Je me souviens de deux journalistes venues l'interviewer. Nu comme un ver, excepté son fume-cigarette, comme souvent après le bouclage, Choron s'était avancé pour leur serrer la main et les avait vues reculer, effarées. «  Ben qu'est-ce qu'elles ont ? » - T'es à poil, avait commenté sobrement Cavanna tandis que Reiser et Cabu se tordaient de rire comme des gamins qui jouent à « caca-boudin ». Les féministes les trouvaient machos et vulgaires, ils étaient juste paillards, sans une once de mépris pour les femmes. J'appréciais leur gourmandise joyeuse pour le sexe quand partout ailleurs on le culpabilisait comme un vice ou une violence.

Je me souviens de Cabu croquant fébrilement des scènes de rue aussi rapidement que s'il les avait filmées, avec un sens du détail qui échappe parfois aux caméras. Son œil enregistrait tout avec une clairvoyance subjective.

Et puis Gébé, mon préféré, caricaturé par Gotlib dans la Rubrique-à-Brac (le commissaire Bougret, c'est lui), son univers insolite, surréaliste, ses mots d'une précision de scalpel, sa sensibilité affûtée, son sourire ravageur. Une nuit entière passée à bavarder en bord de Seine... Nos déjeuners rituels pendant 30 ans d'amitié. Fin janvier 2004, il espérait qu'on puisse se voir début février. «  Je ne te promets rien, tu sais. Se sentir mieux avec un cancer, ça veut juste dire qu'on a moins mal ou qu'on a pu manger normalement. » Il est mort en avril 2004. Son livre « l'An 01 » lu et relu a fondé mes désirs de société solidaire, chaleureuse et joyeuse, surtout, joyeuse.

En mars 2004, au Salon du Livre, j'avais parlé de Gébé avec Cavanna: « Pauvre petit Gébé, avait-il dit, si discret que les gens n'ont pas assez vu son immense talent. » C'est aussi lors d'un Salon du Livre, plus tard, que Cavanna m'a fait ce si subtil compliment: « Le temps est galant avec toi .»

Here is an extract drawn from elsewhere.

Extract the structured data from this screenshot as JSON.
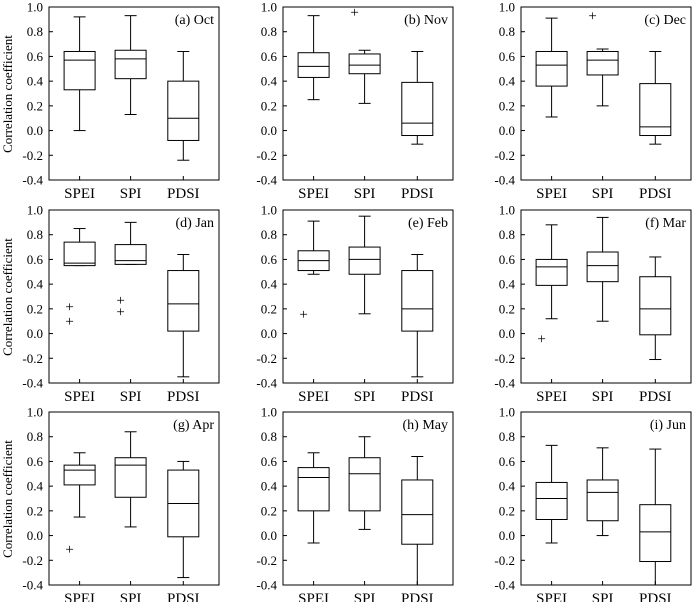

Je me souviens que Charb et Cabu, retrouvés en 2012 sur France-Inter dans le « Bazar organisé » par Laurence Garcia ne cessaient de dessiner des grivoiseries sur les assiettes en carton du petit déjeuner et proposaient à Laurence d'aller les afficher dans le bureau de Philippe Val. Cabu n'avait pas changé de tête, de sourire et de tenue. Il a réussi cette prouesse Brelienne de devenir vieux sans être adulte : « Une heureuse nature, Cabu. Son rire est toujours là, pas bien loin, prêt à fuser… Il trimballe une dégaine escogriffe qui use les fringues du grand frère, superpose les pull-overs tricotés par la tante restée demoiselle, une tignasse de chien briard taillée au bol… Cabu est resté le môme qui traîne son cartable sur le chemin de la communale… fendu jusqu'aux oreilles aux cochonneries que lui débite un copain.(Cavanna, opus cité)

Ils auraient bien ri d'être traités en héros et en militants, eux qui refusaient les étiquettes, le pouvoir, la guerre et les dogmes et voulaient simplement vivre libres et heureux.